Public art project that combines the old and the new in photography
Stephan Kopolwitz’s Light Camera Action, located on the main campus of Salt Lake Community College (State Street and 1700 South in Salt Lake City), blends centuries-old methods for reproducing images with 21st century technologies to create an immersive experience designed to highlight the human experience.
The site-installation was commissioned in 2013, was created in collaboration with architects from KBAS (Julie Beckman and Keith Kaseman), and is comprised of three working camera obscuras. The larger camera is on the west side of campus and can be entered for an immersive experience of the camera obscura effect. The smaller camera on the East side of campus is a free standing and pivoting smaller camera with two viewing ports that can be changed according to the aim of the lense. The third interior camera is also an immersive / interactive camera. All of these cameras feed to an interior video wall filtered through a computerized algorithm driven by light conditions and focal points of the camera.

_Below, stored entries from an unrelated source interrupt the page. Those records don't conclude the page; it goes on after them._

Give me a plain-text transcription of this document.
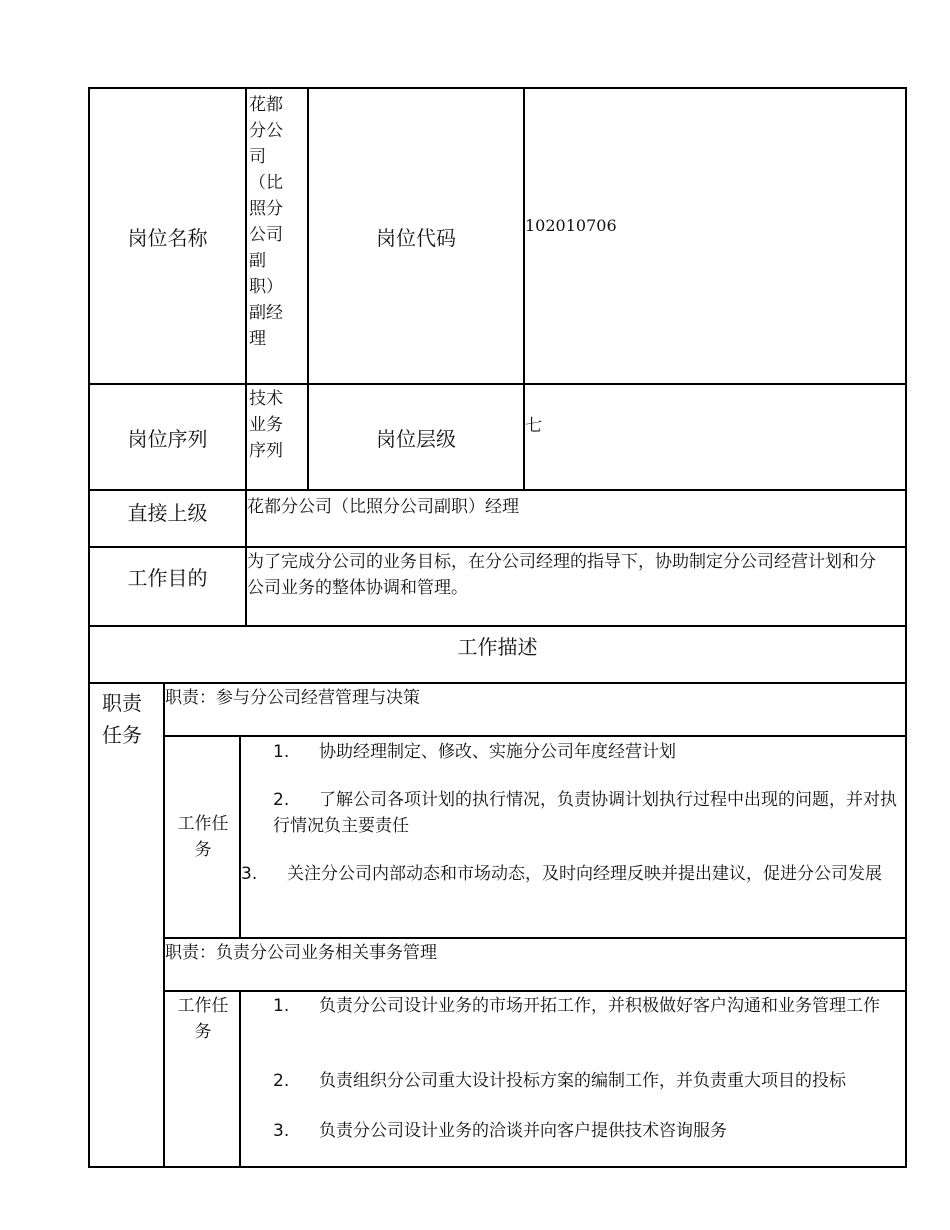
岗位名称
花都分公司（比照分公司副职）副经理
岗位代码	102010706
岗位序列
技术业务序列
岗位层级
七
直接上级	花都分公司（比照分公司副职）经理
工作目的
为了完成分公司的业务目标，在分公司经理的指导下，协助制定分公司经营计划和分公司业务的整体协调和管理。
工作描述
职责任务
职责：参与分公司经营管理与决策
工作任务
1. 协助经理制定、修改、实施分公司年度经营计划
2. 了解公司各项计划的执行情况，负责协调计划执行过程中出现的问题，并对执行情况负主要责任
3. 关注分公司内部动态和市场动态，及时向经理反映并提出建议，促进分公司发展
职责：负责分公司业务相关事务管理
工作任务
1. 负责分公司设计业务的市场开拓工作，并积极做好客户沟通和业务管理工作
2. 负责组织分公司重大设计投标方案的编制工作，并负责重大项目的投标
3. 负责分公司设计业务的洽谈并向客户提供技术咨询服务
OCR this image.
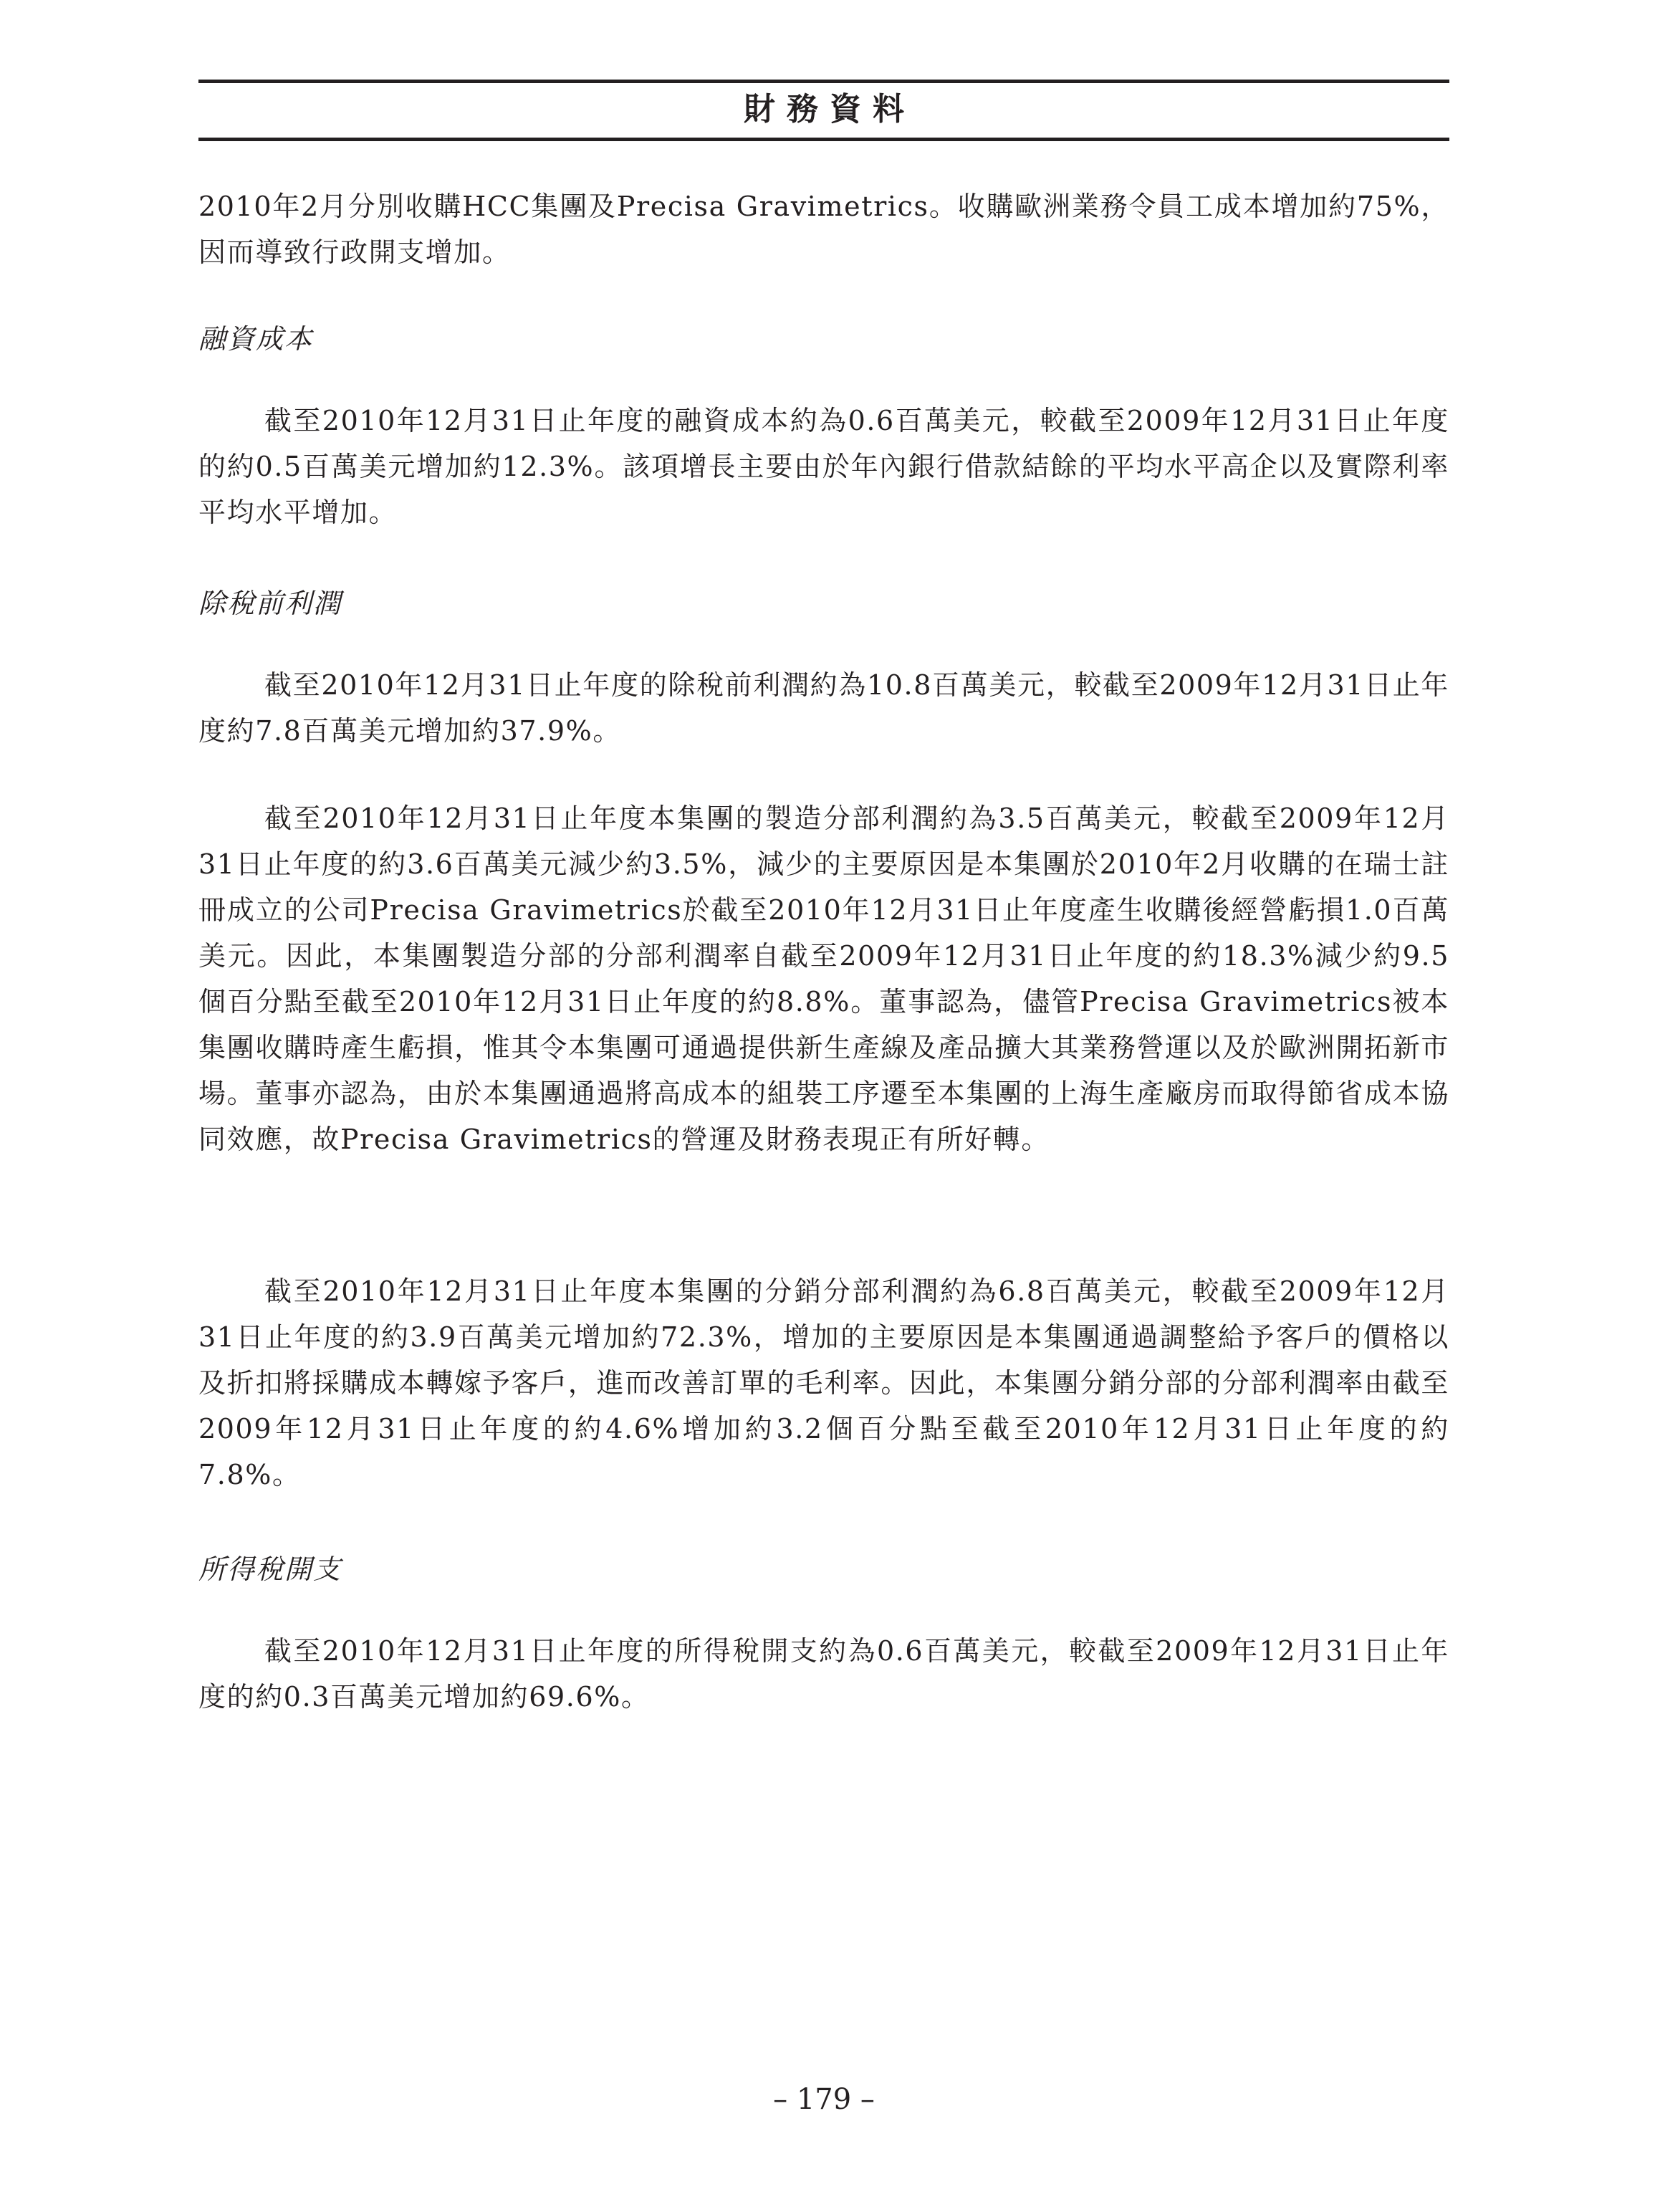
財務資料

2010年2月分別收購HCC集團及Precisa Gravimetrics。收購歐洲業務令員工成本增加約75%，因而導致行政開支增加。

融資成本

截至2010年12月31日止年度的融資成本約為0.6百萬美元，較截至2009年12月31日止年度的約0.5百萬美元增加約12.3%。該項增長主要由於年內銀行借款結餘的平均水平高企以及實際利率平均水平增加。

除稅前利潤

截至2010年12月31日止年度的除稅前利潤約為10.8百萬美元，較截至2009年12月31日止年度約7.8百萬美元增加約37.9%。

截至2010年12月31日止年度本集團的製造分部利潤約為3.5百萬美元，較截至2009年12月31日止年度的約3.6百萬美元減少約3.5%，減少的主要原因是本集團於2010年2月收購的在瑞士註冊成立的公司Precisa Gravimetrics於截至2010年12月31日止年度產生收購後經營虧損1.0百萬美元。因此，本集團製造分部的分部利潤率自截至2009年12月31日止年度的約18.3%減少約9.5個百分點至截至2010年12月31日止年度的約8.8%。董事認為，儘管Precisa Gravimetrics被本集團收購時產生虧損，惟其令本集團可通過提供新生產線及產品擴大其業務營運以及於歐洲開拓新市場。董事亦認為，由於本集團通過將高成本的組裝工序遷至本集團的上海生產廠房而取得節省成本協同效應，故Precisa Gravimetrics的營運及財務表現正有所好轉。

截至2010年12月31日止年度本集團的分銷分部利潤約為6.8百萬美元，較截至2009年12月31日止年度的約3.9百萬美元增加約72.3%，增加的主要原因是本集團通過調整給予客戶的價格以及折扣將採購成本轉嫁予客戶，進而改善訂單的毛利率。因此，本集團分銷分部的分部利潤率由截至2009年12月31日止年度的約4.6%增加約3.2個百分點至截至2010年12月31日止年度的約7.8%。

所得稅開支

截至2010年12月31日止年度的所得稅開支約為0.6百萬美元，較截至2009年12月31日止年度的約0.3百萬美元增加約69.6%。

– 179 –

The design concept of Light Camera Action references the history of technology, harnesses present day innovations and makes a statement that the future of technology will embrace both human (analog) and virtual (digital) in a combination that reminds us that technology is in our world to serve society and connect people to people. The artist’s intent for this site wide installation is to invite and inspire the students, faculty and visitors of SLCC and the Salt Lake City community to experience and physically interact with the instruments in numerous ways. The array of these three cameras allow for ephemeral (life performance) and permanent visual art creation as well as for contemplation on the wonder of the physics of light and creation of images. Light Camera Action transforms the building into a stage, its inhabitants into directors and performers. The building and its surrounding space transforms into a back lot, a studio, a location. At the same time, each camera will remind everyone of the wonder of perception and provide the community with a visual experience that brings forth a sense of shared vision, community and purpose.